Here's some bullets from a mold I made today. I could make it work but everything had to be just right, with the pot temperature way low, and a leisurely casting pace. This would have been much easier to cast with wheelweight, plus wheelweight would cost less, plus heat treated wheelweight usually shoots as well as any other alloy.
Many of us relied on the Lyman cast bullet manual as our "bible" when we were learning to cast. The Lyman manual recommends the use of medium hard alloys like Lyman #2. The Lyman manual suggests that tin is a cure for all your casting problems. That thinking dates back 100 years when tin was cheap, hardness testers were scarce, and a 250 gr. 44 was considered a real heavyweight. The medium hard alloys -- like WW/lino blends, Lyman #2, and 91-3-6 -- are delightful for smaller bullets, especially in aluminum molds, but wheelweight is a better choice for big bore bullets.

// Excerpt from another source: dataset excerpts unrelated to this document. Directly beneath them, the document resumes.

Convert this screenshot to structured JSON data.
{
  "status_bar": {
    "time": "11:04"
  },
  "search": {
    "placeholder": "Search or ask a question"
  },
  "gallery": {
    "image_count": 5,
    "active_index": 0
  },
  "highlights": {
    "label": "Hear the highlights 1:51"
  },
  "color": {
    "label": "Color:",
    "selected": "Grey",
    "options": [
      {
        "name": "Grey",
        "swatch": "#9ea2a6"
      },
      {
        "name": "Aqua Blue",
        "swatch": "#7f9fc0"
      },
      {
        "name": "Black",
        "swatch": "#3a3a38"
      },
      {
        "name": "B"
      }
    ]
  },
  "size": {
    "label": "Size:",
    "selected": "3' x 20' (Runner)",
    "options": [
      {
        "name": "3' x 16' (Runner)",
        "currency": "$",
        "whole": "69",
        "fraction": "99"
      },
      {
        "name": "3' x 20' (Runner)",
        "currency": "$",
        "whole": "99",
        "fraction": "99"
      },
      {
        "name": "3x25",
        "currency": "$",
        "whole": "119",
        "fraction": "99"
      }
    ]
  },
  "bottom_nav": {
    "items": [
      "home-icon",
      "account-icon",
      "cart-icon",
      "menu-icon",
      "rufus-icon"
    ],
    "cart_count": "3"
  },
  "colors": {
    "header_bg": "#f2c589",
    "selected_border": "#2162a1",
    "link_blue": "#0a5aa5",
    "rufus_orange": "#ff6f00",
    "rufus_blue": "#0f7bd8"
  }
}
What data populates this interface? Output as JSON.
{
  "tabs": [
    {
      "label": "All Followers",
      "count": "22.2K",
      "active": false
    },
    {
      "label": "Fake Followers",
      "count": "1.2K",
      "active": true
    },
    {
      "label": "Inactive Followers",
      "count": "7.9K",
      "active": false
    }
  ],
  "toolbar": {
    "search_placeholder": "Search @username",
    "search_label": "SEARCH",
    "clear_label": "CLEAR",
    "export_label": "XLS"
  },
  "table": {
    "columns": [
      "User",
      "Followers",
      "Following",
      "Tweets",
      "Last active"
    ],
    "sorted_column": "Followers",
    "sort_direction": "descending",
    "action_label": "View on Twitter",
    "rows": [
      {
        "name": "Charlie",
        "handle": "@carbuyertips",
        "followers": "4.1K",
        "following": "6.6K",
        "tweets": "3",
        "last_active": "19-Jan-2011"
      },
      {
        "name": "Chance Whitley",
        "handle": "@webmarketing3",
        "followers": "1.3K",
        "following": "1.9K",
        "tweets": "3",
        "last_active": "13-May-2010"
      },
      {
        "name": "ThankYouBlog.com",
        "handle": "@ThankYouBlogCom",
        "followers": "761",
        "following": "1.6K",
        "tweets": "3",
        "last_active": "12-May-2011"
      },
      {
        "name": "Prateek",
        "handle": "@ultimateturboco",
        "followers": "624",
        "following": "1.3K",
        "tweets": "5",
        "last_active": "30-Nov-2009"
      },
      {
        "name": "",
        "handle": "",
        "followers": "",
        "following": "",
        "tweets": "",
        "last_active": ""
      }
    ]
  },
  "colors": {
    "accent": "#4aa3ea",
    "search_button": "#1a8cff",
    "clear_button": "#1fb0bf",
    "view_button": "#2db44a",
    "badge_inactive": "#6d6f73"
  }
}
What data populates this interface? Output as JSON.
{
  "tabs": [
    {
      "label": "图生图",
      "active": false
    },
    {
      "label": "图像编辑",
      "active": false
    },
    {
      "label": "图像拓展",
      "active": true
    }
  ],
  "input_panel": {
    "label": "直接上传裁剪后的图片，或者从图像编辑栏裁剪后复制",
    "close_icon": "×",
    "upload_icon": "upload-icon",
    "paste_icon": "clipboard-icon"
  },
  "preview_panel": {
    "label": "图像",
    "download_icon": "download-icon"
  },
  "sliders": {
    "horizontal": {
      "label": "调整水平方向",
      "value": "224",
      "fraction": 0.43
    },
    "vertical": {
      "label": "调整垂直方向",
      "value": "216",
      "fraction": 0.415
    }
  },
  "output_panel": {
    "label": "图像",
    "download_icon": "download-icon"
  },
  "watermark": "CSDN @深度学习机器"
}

Consider that if you cut a mold for wheelweight, and then later decide to use a harder alloy, the diameter will be larger -- assuming you can avoid heat shrink -- and tha\'s usually OK. However, if you cut a mold for a hard alloy, and then later decide to use wheelweight, the diameter will be smaller, which is usually not OK.
If I only had one alloy, it would be wheelweight.